The way you speak to your spouse and family has a lot to do with your role as a dad. Your son is learning how to be a husband from his dad. Your daughter is looking to her father to set the standards for the kind of husband she’s looking for.
Here are five toxins of the tongue that we must avoid.
1. Sarcastic words
Comments like, “The house isn’t going to clean itself,” or “Do I look like your maid?” seem like no big deal on the surface, but sarcastic words are sometimes just symptoms of an underlying unmet expectation that has frustrated a spouse for quite some time. They can be used as a cowardly way to “dig” at your wife.
2. Unsupportive words
Every husband and wife wants to know that they have their spouse in their corner cheering them on. When a spouse says things like, “That’s a crazy idea,” or “Do you really think you can do that?”, what they may really be saying is “I don’t believe in you,” or “I’m not on your team.” Instead of saying, “That’s the worst idea ever,” you could say, “That’s a great idea, but I feel like you would be better at this…” We should be our spouse’s No. 1 fan, not her biggest critic.
3. Disrespectful words
Respect is not something that has to be earned. It should be given unconditionally in marriage. Disrespectful comments like, “Can’t you find a real job?”, “I don’t care what you say; I’m going to do it anyway,” and “You’ve really been putting on weight” are insulting, offensive, and can undermine a spouse’s sense of worth.
4. Comparing words
When saying things like, “Susan would do that for her husband” or “Why can’t you be more like Karen?” what you’re really communicating is “You don’t make the grade … you’re not good enough” as a wife.
5. Selfish words
“I don’t care how you feel, just get it done.” “I want that new boat.” “I need someone who really meets my needs.” Spouses who care more about themselves than their spouses often start their sentences with “I.” It’s all about their wants and their needs, rather than their mate’s.
Have any, or many, of these toxins of the tongue been injected into your marriage?

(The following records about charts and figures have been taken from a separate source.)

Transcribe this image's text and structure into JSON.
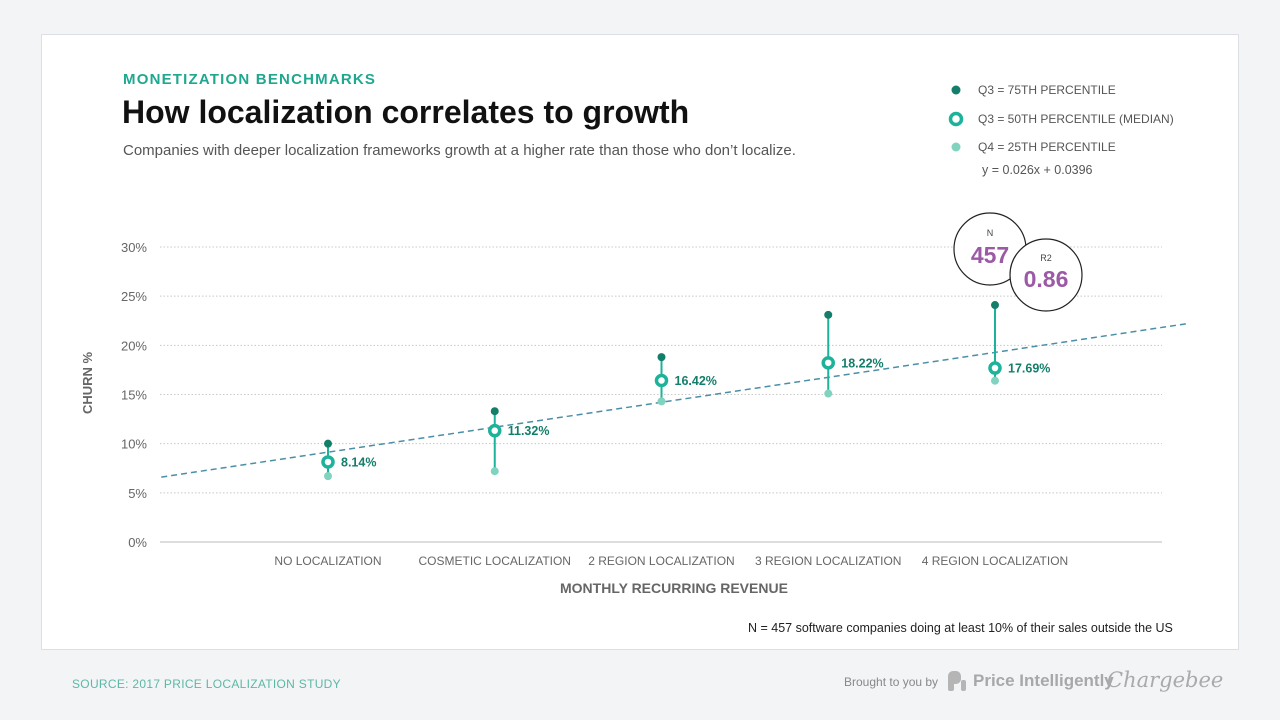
{
  "header": {
    "eyebrow": "MONETIZATION BENCHMARKS",
    "title": "How localization correlates to growth",
    "subtitle": "Companies with deeper localization frameworks growth at a higher rate than those who don’t localize."
  },
  "legend": [
    {
      "label": "Q3 = 75TH PERCENTILE",
      "color": "#137e6a",
      "marker": "filled-dot"
    },
    {
      "label": "Q3 = 50TH PERCENTILE (MEDIAN)",
      "color": "#1db39a",
      "marker": "ring"
    },
    {
      "label": "Q4 = 25TH PERCENTILE",
      "color": "#7fd3bf",
      "marker": "filled-dot"
    }
  ],
  "equation": "y = 0.026x + 0.0396",
  "stats": {
    "n_label": "N",
    "n_value": "457",
    "r2_label": "R2",
    "r2_value": "0.86",
    "value_color": "#9b59a6"
  },
  "chart_data": {
    "type": "scatter",
    "xlabel": "MONTHLY RECURRING REVENUE",
    "ylabel": "CHURN %",
    "ylim": [
      0,
      30
    ],
    "yticks": [
      "0%",
      "5%",
      "10%",
      "15%",
      "20%",
      "25%",
      "30%"
    ],
    "grid": true,
    "categories": [
      "NO LOCALIZATION",
      "COSMETIC LOCALIZATION",
      "2 REGION LOCALIZATION",
      "3 REGION LOCALIZATION",
      "4 REGION LOCALIZATION"
    ],
    "series": [
      {
        "name": "Q3 = 75TH PERCENTILE",
        "values": [
          10.0,
          13.3,
          18.8,
          23.1,
          24.1
        ]
      },
      {
        "name": "Q3 = 50TH PERCENTILE (MEDIAN)",
        "values": [
          8.14,
          11.32,
          16.42,
          18.22,
          17.69
        ],
        "labels": [
          "8.14%",
          "11.32%",
          "16.42%",
          "18.22%",
          "17.69%"
        ]
      },
      {
        "name": "Q4 = 25TH PERCENTILE",
        "values": [
          6.7,
          7.2,
          14.3,
          15.1,
          16.4
        ]
      }
    ],
    "trendline": {
      "style": "dashed",
      "color": "#4a8fa8",
      "start": [
        -1.0,
        6.6
      ],
      "end": [
        5.15,
        22.2
      ]
    }
  },
  "footnote": "N = 457 software companies doing at least 10% of their sales outside the US",
  "footer": {
    "source": "SOURCE: 2017 PRICE LOCALIZATION STUDY",
    "brought": "Brought to you by",
    "brand1": "Price Intelligently",
    "brand2": "Chargebee"
  }
}
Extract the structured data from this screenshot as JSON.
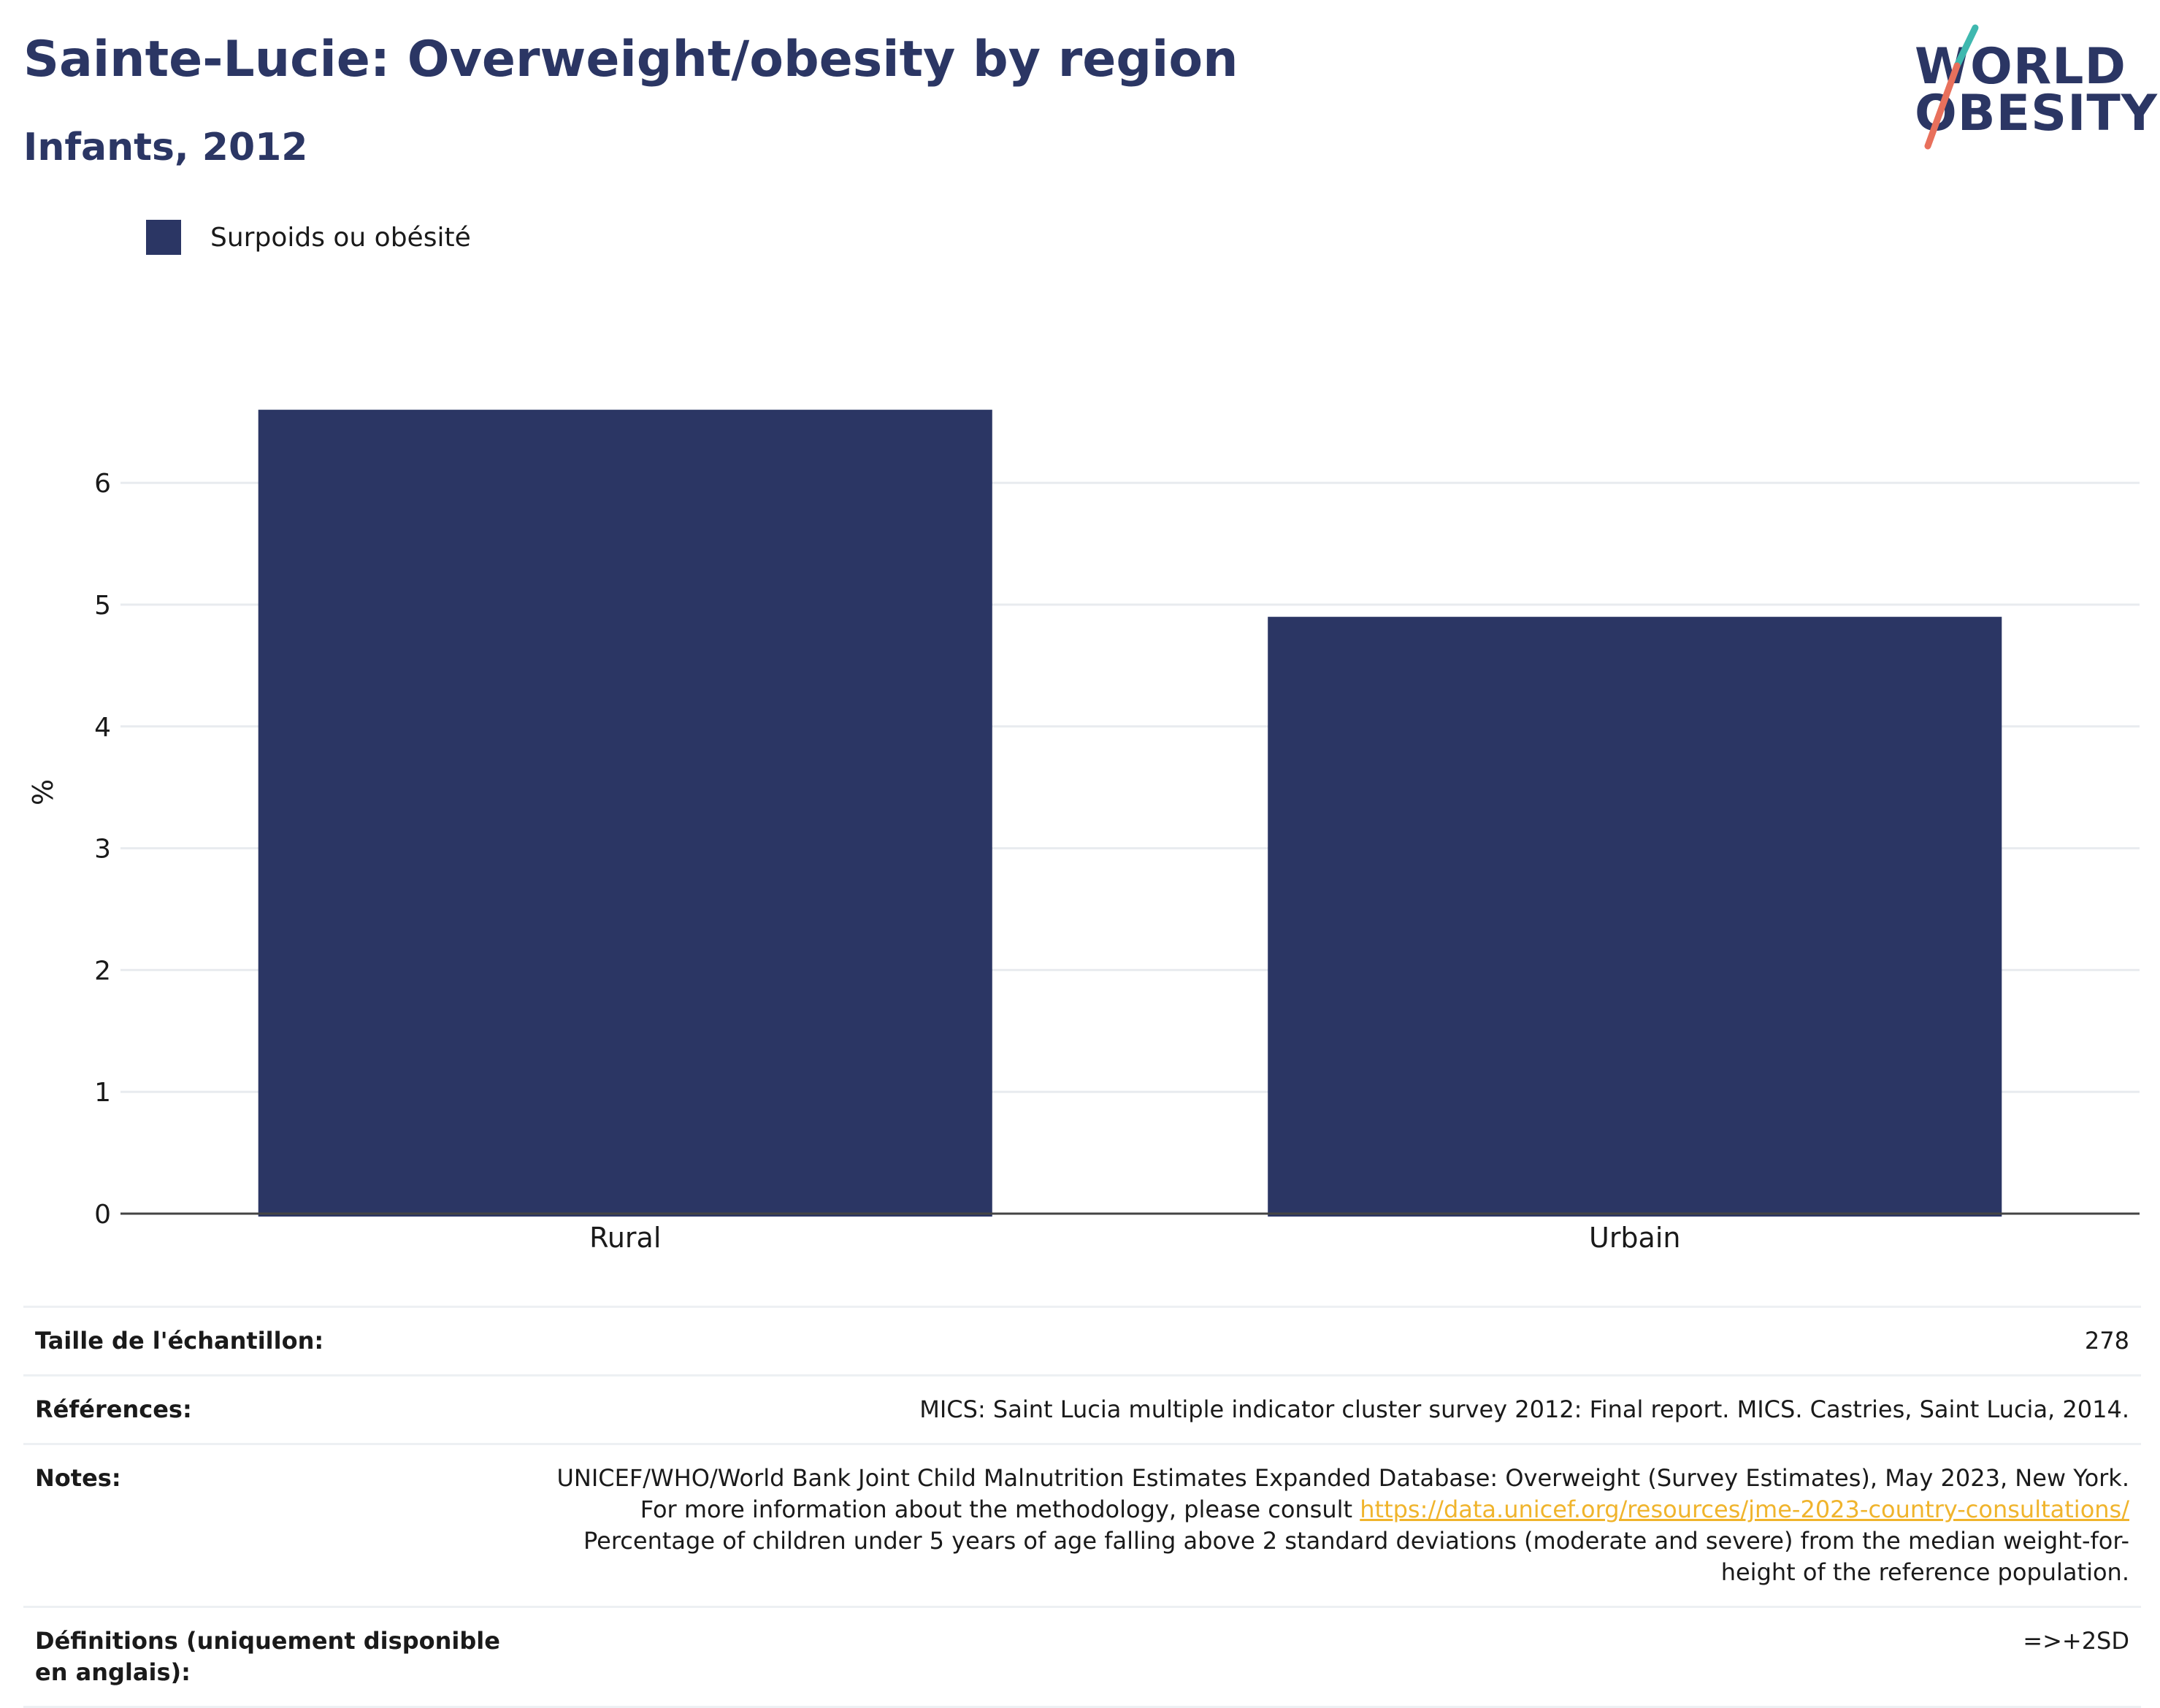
{
  "header": {
    "title": "Sainte-Lucie: Overweight/obesity by region",
    "subtitle": "Infants, 2012"
  },
  "logo": {
    "line1": "WORLD",
    "line2": "OBESITY",
    "colors": {
      "navy": "#2b3664",
      "teal": "#3fb8af",
      "coral": "#e8705c"
    }
  },
  "legend": {
    "label": "Surpoids ou obésité",
    "color": "#2b3664"
  },
  "chart_data": {
    "type": "bar",
    "categories": [
      "Rural",
      "Urbain"
    ],
    "series": [
      {
        "name": "Surpoids ou obésité",
        "values": [
          6.6,
          4.9
        ],
        "color": "#2b3664"
      }
    ],
    "ylabel": "%",
    "xlabel": "",
    "ylim": [
      0,
      7
    ],
    "yticks": [
      0,
      1,
      2,
      3,
      4,
      5,
      6
    ],
    "grid": true,
    "legend_position": "top-left"
  },
  "info": {
    "rows": [
      {
        "key": "Taille de l'échantillon:",
        "value": "278"
      },
      {
        "key": "Références:",
        "value": "MICS: Saint Lucia multiple indicator cluster survey 2012: Final report. MICS. Castries, Saint Lucia, 2014."
      },
      {
        "key": "Notes:",
        "value_before": "UNICEF/WHO/World Bank Joint Child Malnutrition Estimates Expanded Database: Overweight (Survey Estimates), May 2023, New York. For more information about the methodology, please consult ",
        "link": "https://data.unicef.org/resources/jme-2023-country-consultations/",
        "value_after": " Percentage of children under 5 years of age falling above 2 standard deviations (moderate and severe) from the median weight-for-height of the reference population."
      },
      {
        "key": "Définitions (uniquement disponible en anglais):",
        "value": "=>+2SD"
      }
    ]
  }
}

If so, apologize to your spouse. Healing can only begin when toxins are removed. And in the case of verbal toxins, relationships begin to mend when couples ask for forgiveness from each other.
Be slow to speak. It’s OK to be quiet, reserved, and thoughtful about what comes out of your mouth — especially when you are upset.
Make a personal vow that toxic words will no longer come out of your mouth. Putting a Post-It Note by your bed or on your mirror can serve to remind you of your commitment. Give your spouse the freedom to inform you when toxicity starts to stream from your tongue. You were created to build each other up, not tear each other down.